粗鋼生産国内2位のJFEホールディングス。2025年5月に公表した新ビジョンでは、カーボンニュートラルに向けたトップランナーとして、2035年までに革新プロセス転換技術の開発を完了させることを目標に掲げる。製鉄のGHG排出削減に向けた取組と、それを支える商品の高付加価値化戦略について聞いた。

北野 嘉久(JFEホールディングス 代表取締役社長)

統合以来、最も厳しい事業環境
長期ビジョンで方針示す

JFEホールディングスは、日本鋼管と川崎製鉄が2002年に経営統合して誕生した持株会社で、傘下に鉄鋼事業のJFEスチール、インフラ構築などのエンジニアリング事業を手掛けるJFEエンジニアリング、商社機能を担うJFE商事を持つ。

このうち、売上収益の6割はJFEスチールの鉄鋼事業に由来する。同社の生産拠点は、自動車用鋼板やステンレス鋼板など、高付加価値品を製造する東日本製鉄所(千葉地区、京浜地区)、世界最大級の生産規模を誇る西日本製鉄所(倉敷地区、福山地区)、鋼管を製造する知多製造所(愛知県半田市)、電炉で棒鋼や線材を専門に製造する仙台製造所(宮城県仙台市)と国内各地に展開。粗鋼生産量は国内2位、世界14位の規模を誇る。

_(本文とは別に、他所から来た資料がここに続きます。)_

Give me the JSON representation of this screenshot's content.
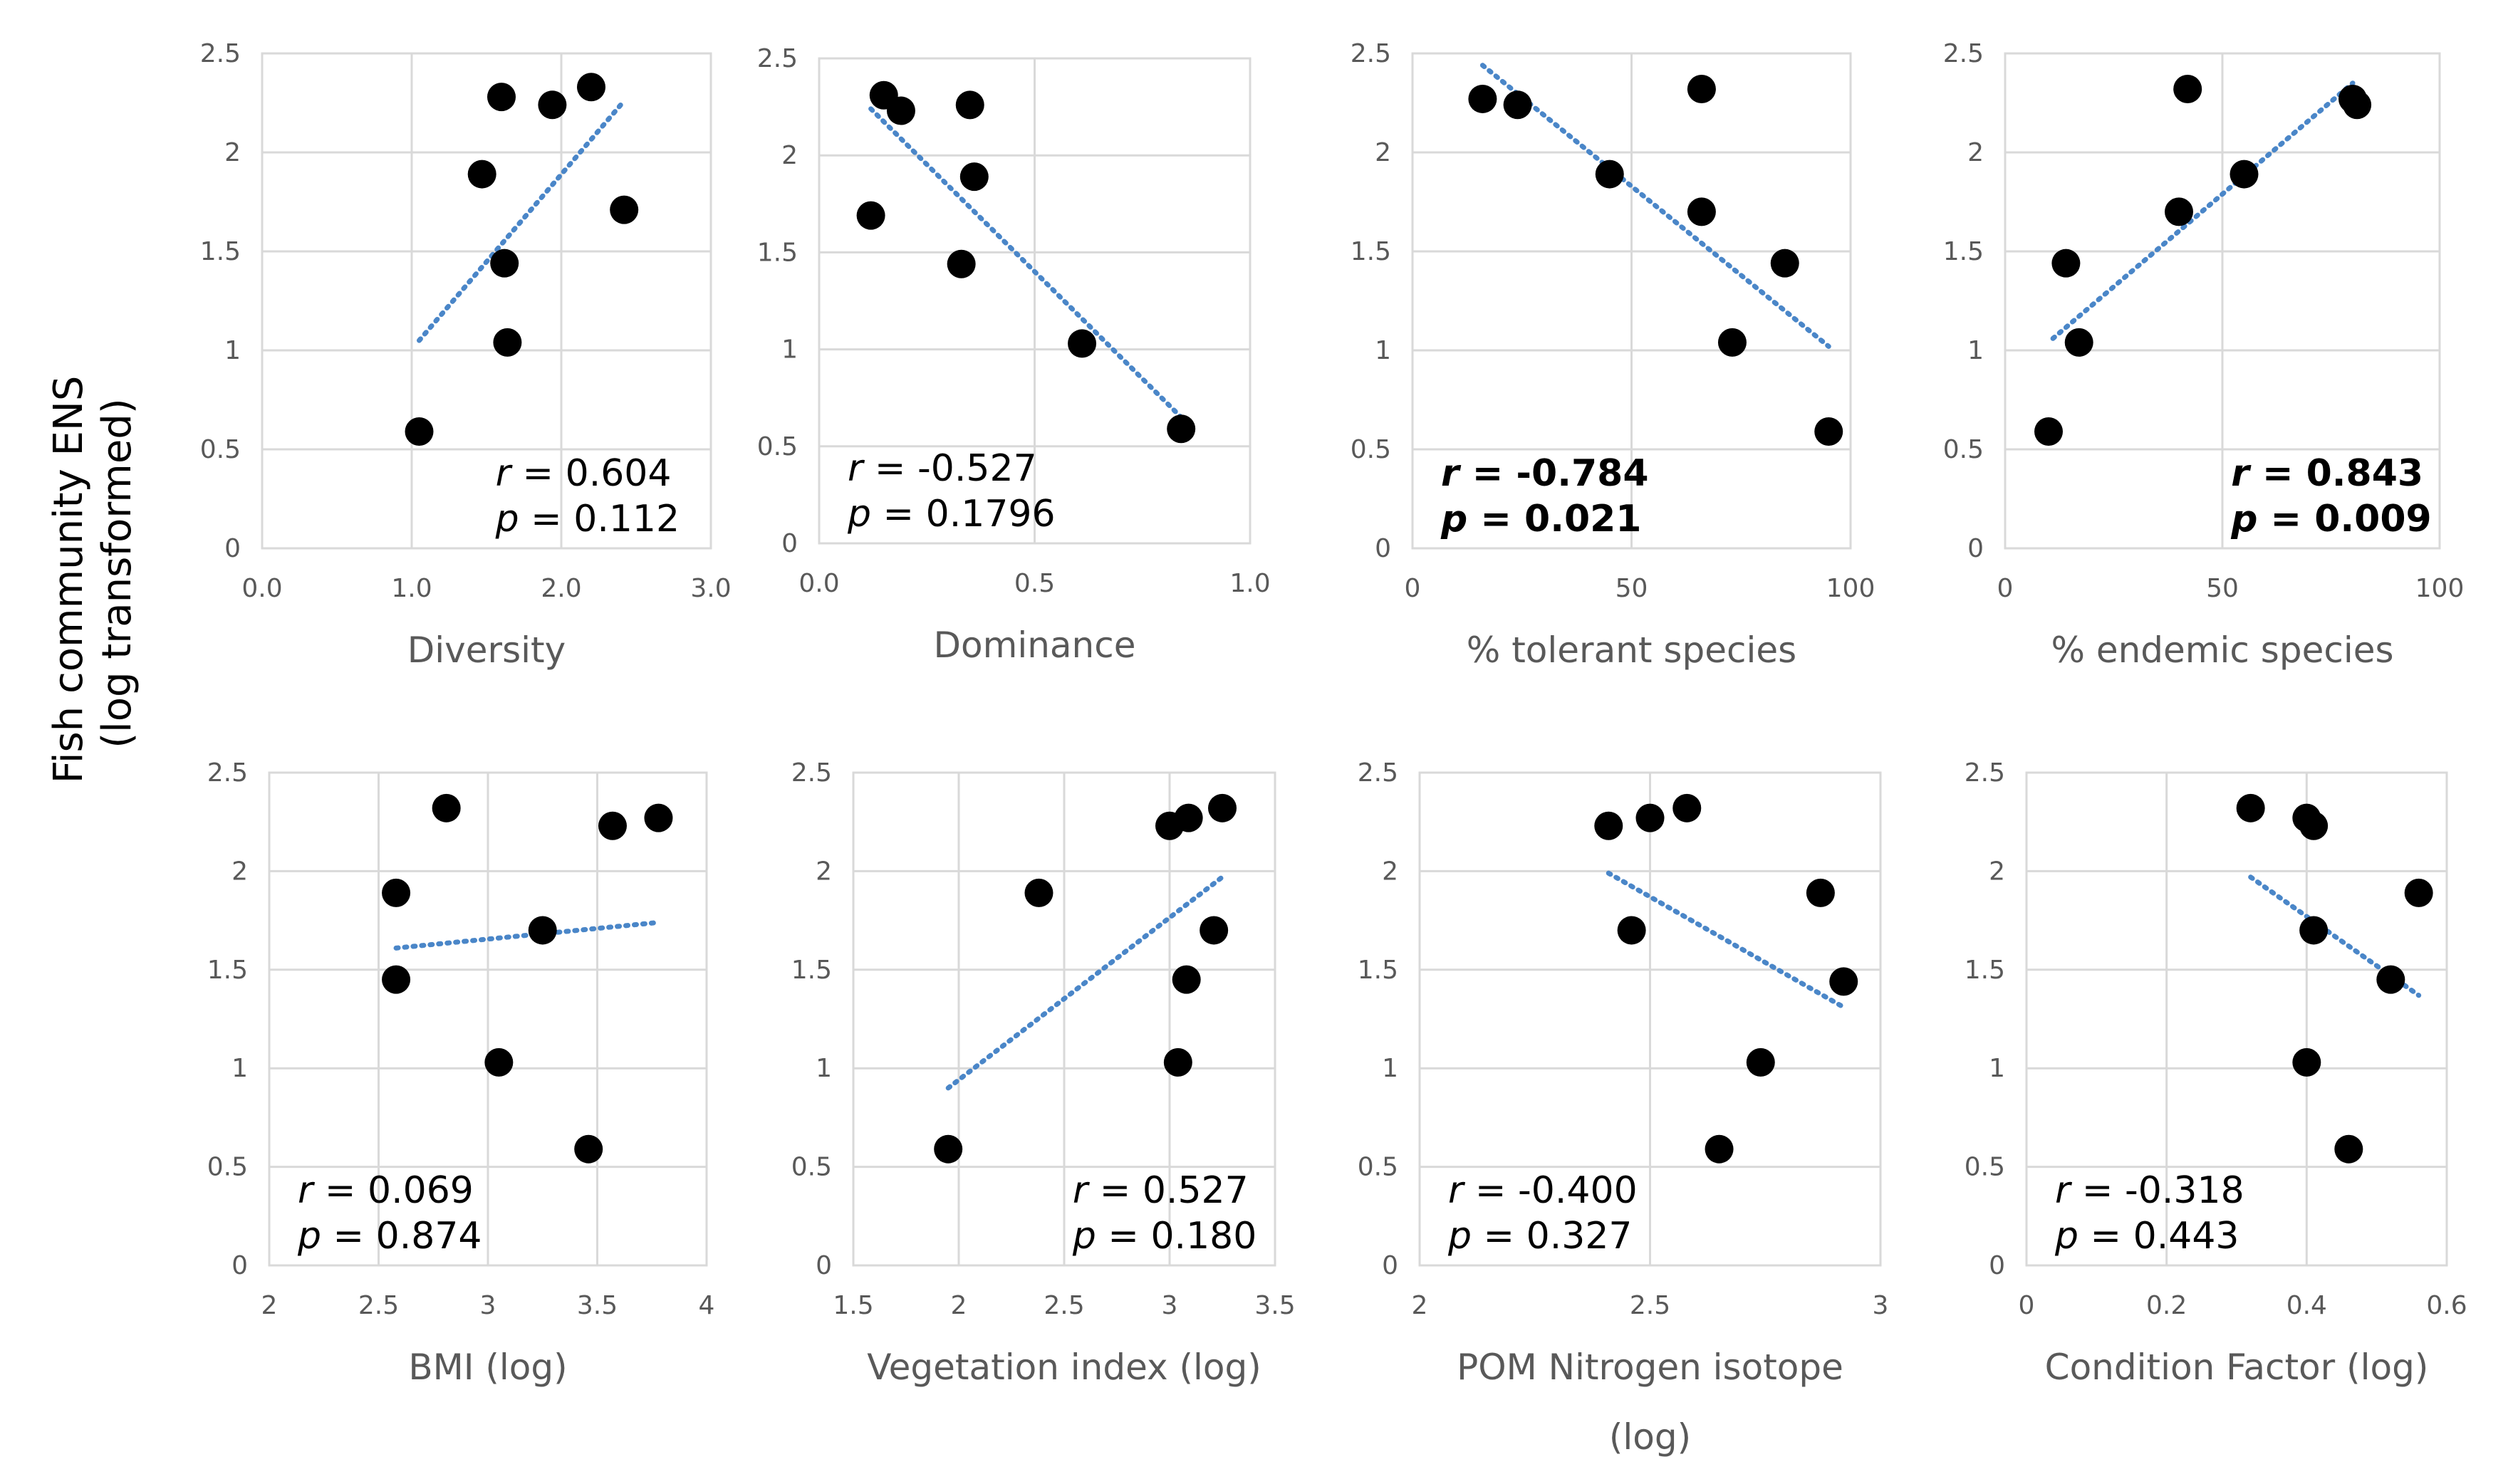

現在の鉄鋼業界を取り巻く環境は厳しい。建設需要は資材コスト上昇や人手不足などに伴って減少するなど国内の需要は低迷している。加えて、世界最大の粗鋼生産国である中国の過剰生産が市況下落と価格競争の激化を引き起こしている。ピーク時に年間1億トンを超えていた国内の粗鋼生産量は、2024年度は8295万トンとコロナ禍の2020年度を除くと過去55年ぶりの低水準となった。

「2002年の経営統合以来、最も厳しい事業環境に置かれている今こそ、私たちの存在意義を明らかにすべく、事業会社ごとにパーパスを策定し、2025年5月には長期ビジョンを公表しました」とJFEホールディングス社長の北野嘉久氏は話す。この「JFEビジョン2035」では、2050年のカーボンニュートラル達成に向け、技術開発に巨額の投資が必要なため、事業利益増大と、カーボンニュートラルに向けた技術開発のトップランナーになることを最大のテーマに位置付けた。